The first reader who can identify (1) which current document specifies that liturgy of the consecration of virgins is one of the most important diocesan Masses a bishop can celebrate surrounded by his priests (2) which Pontifical [name and century] specified that enough Hosts from that Mass were reserved for the sacred virgin to consume for the octave following the consecration will receive a complementary copy of The One Bride by Sr. Klimisch due to be released any day now in reprint form. Use the contact form for this as the comments do not always work.
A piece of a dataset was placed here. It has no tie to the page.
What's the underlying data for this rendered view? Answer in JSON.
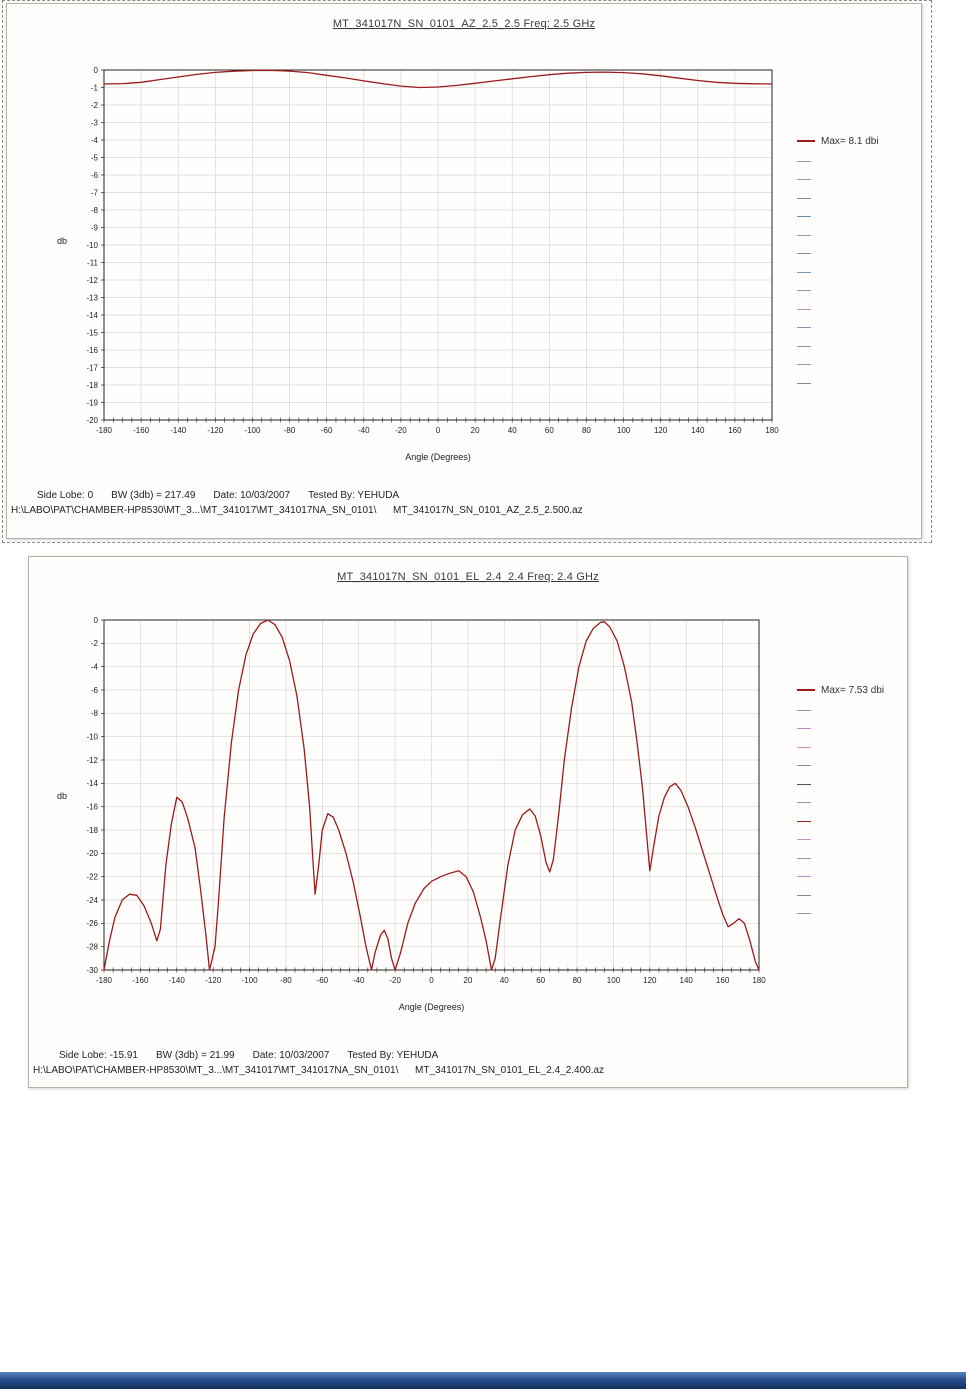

Update: The One Bride has now been republished and available on Amazon. Those who purchased it at the discounted pre-order rate will be mailed their copy as soon as we get our shipment in.
Update #3: Because of the St. John Cantius priests’ reluctance to keep the consecration post up on their website, I am going to add another thought. Both the 1962 Rite and the 1970 Rite (and the Rites proceeding them throughout the centuries) called for a Bishop to celebrate not just the Consecration, but the Mass. In the older Rites, the Bishop gives Communion to the virgins. He receives the candles from the virgins after the offertory. He prays the prayers written specifically for the Consecration Mass. What on earth is a mere priest doing, usurping the place of the bishop in this Mass? There is a reason why it is in the Roman Pontifical. The only excuse I can come up with is that they truly do not understand the gravity of this vocation. Only if you think it is akin to a private vow ceremony or a “consecration” to Our Lady ceremony can one proceed thus.